There is a large camp of writers who swear by the tactic of writing what they know. But ask if their life is interesting enough to write or read an entire book about, and the responses will undoubtedly fall flat. We are, after all, a pathetic, wearisome lot, doomed forever to spending long nights in front of our computers, fueled by caffeine and adrenaline, creating lives and characters out of thin air that are undeniably more interesting as human beings. This is exactly why anyone with the justified intrigue and masochistic desire to write a memoir needs to be cut from just the write kind of cloth – or at least, cunning enough make it seem as though they have been. All the elements necessary for a good piece of fiction have to be there: plot development, layered characters, subtext, conflict and drama. There’s something terribly off-putting about a life story written by someone who isn’t just boring and ordinary, but brash enough to actually think that their sub-par existence is worth your precious reading time. Luckily, contemporary memoirs of late can serve as certifiable sources of inspiration, some coming in the form of personal essays, bordering on non-fiction short stories. Naked, a collection of personal essays by David Sedaris, is the perfect example. The book reads like a novel, but functions subtly as a memoir. Besides the ridiculously dry and cutting wit, Naked contains no trace of self-indulgence regardless of whether Sedaris is discussing licking mailboxes to satisfy his obsessive-compulsive disorder, spending a week in a nude trailer park, or his early inability to deal with homosexuality. This achingly obvious use of reverse psychology leaves a reader’s attention absolutely unshaken.

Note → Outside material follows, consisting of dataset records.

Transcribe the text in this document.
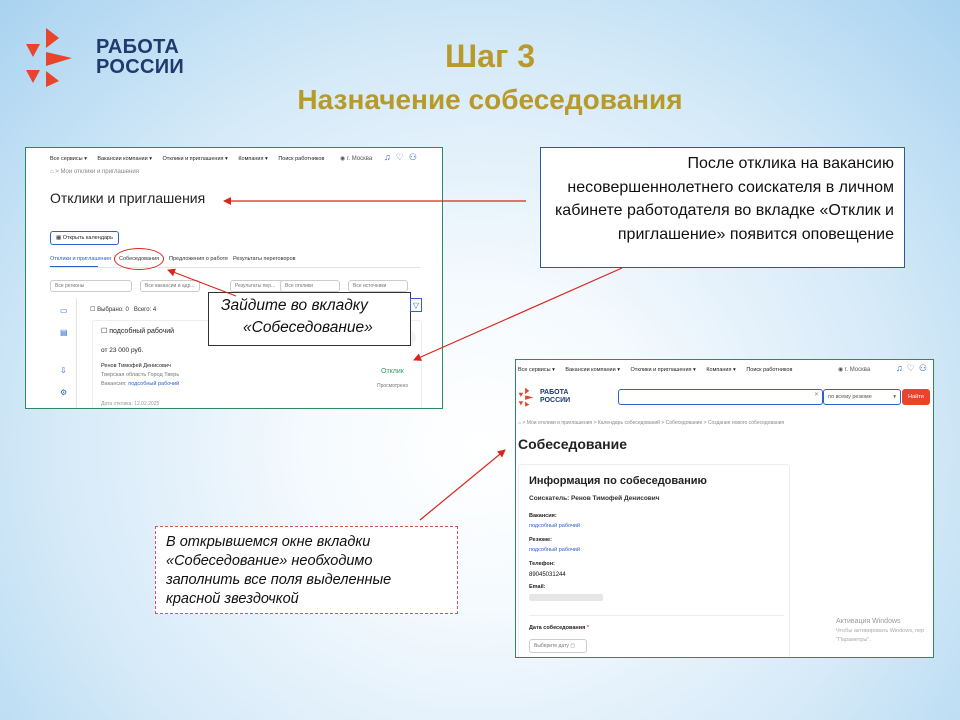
РАБОТА
РОССИИ	Шаг 3
Назначение собеседования
Все сервисы ▾ Вакансии компании ▾ Отклики и приглашения ▾ Компания ▾ Поиск работников	◉ г. Москва ♫♡⚇
⌂ > Мои отклики и приглашения
Отклики и приглашения
▦ Открыть календарь
Отклики и приглашения Собеседования Предложения о работе Результаты переговоров
Все регионы	Все вакансии и адр...	Результаты пер...	Все отклики	Все источники
▭
▤
⇩
⚙
☐ Выбрано: 0 Всего: 4
☐ подсобный рабочий
от 23 000 руб.
Ренов Тимофей Денисович
Тверская область Город Тверь
Вакансия: подсобный рабочий
Отклик
Просмотрено
Дата отклика: 12.02.2025
После отклика на вакансию несовершеннолетнего соискателя в личном кабинете работодателя во вкладке «Отклик и приглашение» появится оповещение
Зайдите во вкладку
«Собеседование»
▽
Все сервисы ▾ Вакансии компании ▾ Отклики и приглашения ▾ Компания ▾ Поиск работников	◉ г. Москва	♫♡⚇
РАБОТА
РОССИИ
✕	по всему резюме	▾	Найти
⌂ > Мои отклики и приглашения > Календарь собеседований > Собеседование > Создание нового собеседования
Собеседование
Информация по собеседованию
Соискатель: Ренов Тимофей Денисович
Вакансия:
подсобный рабочий
Резюме:
подсобный рабочий
Телефон:
89045031244
Email:
Дата собеседования *
Выберите дату ▢
Активация Windows
Чтобы активировать Windows, пер
"Параметры".
В открывшемся окне вкладки «Собеседование» необходимо заполнить все поля выделенные красной звездочкой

The day after graduating from college, I found fifty dollars in the foyer of my Chicago apartment building. It occurred to me then that if I played my cards right, I might never have to find a job. People lost things all the time. They left class rings on the sinks of public bathrooms and dropped gem-studded earrings at the doors of the opera house. My job was to keep my eyes open and find these things. I didn’t want to become one of those coots who combed the beaches of Lake Michigan with a metal detector, but if I paid attention and used my head, I might never have to work again.
Humor, then, could very well be the key, especially when it’s tempered with highly sensitive, emotional issues. The opportunity to bust a lung while laughing at someone else’s pain, all the while empathizing with them directly, is let’s face it irresistable. Dave Eggers spends more than 30 pages prefacing the points and problems with his memoir, aptly titled A Heartbreaking Work of Staggering Genius. Eggers bounces back and forth from being completely immersed in the stories he relates the loss of both parents at 22, leaving him with a younger brother to raise and a head full of screws to contend with to jumping outside of his own skin in order to comment on the absurdity and self-conciousness wrapped within the book itself.
The author feels obligated to acknowledge that yes, the success of a memoir-of any book, really-has a lot to do with how appealing its narrator is. To address this, the author offers the following: a) That he is like you. b) That, like you, he falls asleep shortly after he becomes drunk. c) That he sometimes has sex without condoms. d) That he sometimes falls asleep when he is drunk having sex without condoms… One word: appealing. And that’s just the beginning!
Being wise and funny, though that often requires an author with several life lessons under his belt. Roger Rosenblatt, an essayist for Time magazine and ‘The NewsHour with Jim Leher,’ has produced Anything Can Happen: Notes on My Inadequate Life and Yours. He uses short snippets and longer, flowing personal stories and essays to reflect on the flip side of life, and all of its randomness and quirky twists and turns. In the half-page ‘Don’t Take Your Soul to New England,’ Rosenblatt writes:
Your mind, yes. You can take your mind to New England without doing it any great damage. But your soul-up there in the dark pines and the frozen water and the lengthening shadows of small mountains over empty fields and suicidal cows, it’s no place for a soul. Read Hawthorne, the Mathers, and the Lowells, if you don’t believe me. Spars, spires, white clapboard Congregational churches screaming murder in the night. And Harvard Square at twighlight, when the zombies hang around the bookstores before they head for your porch. Do not speak of it. Makes one’s blood freeze.
When it comes down to it, the formula seems rather simple that is, simple enough for a few choice authors to grasp. Be interesting, cool, witty and talented as hell and profit wildly upon it. Or, just stick to fiction.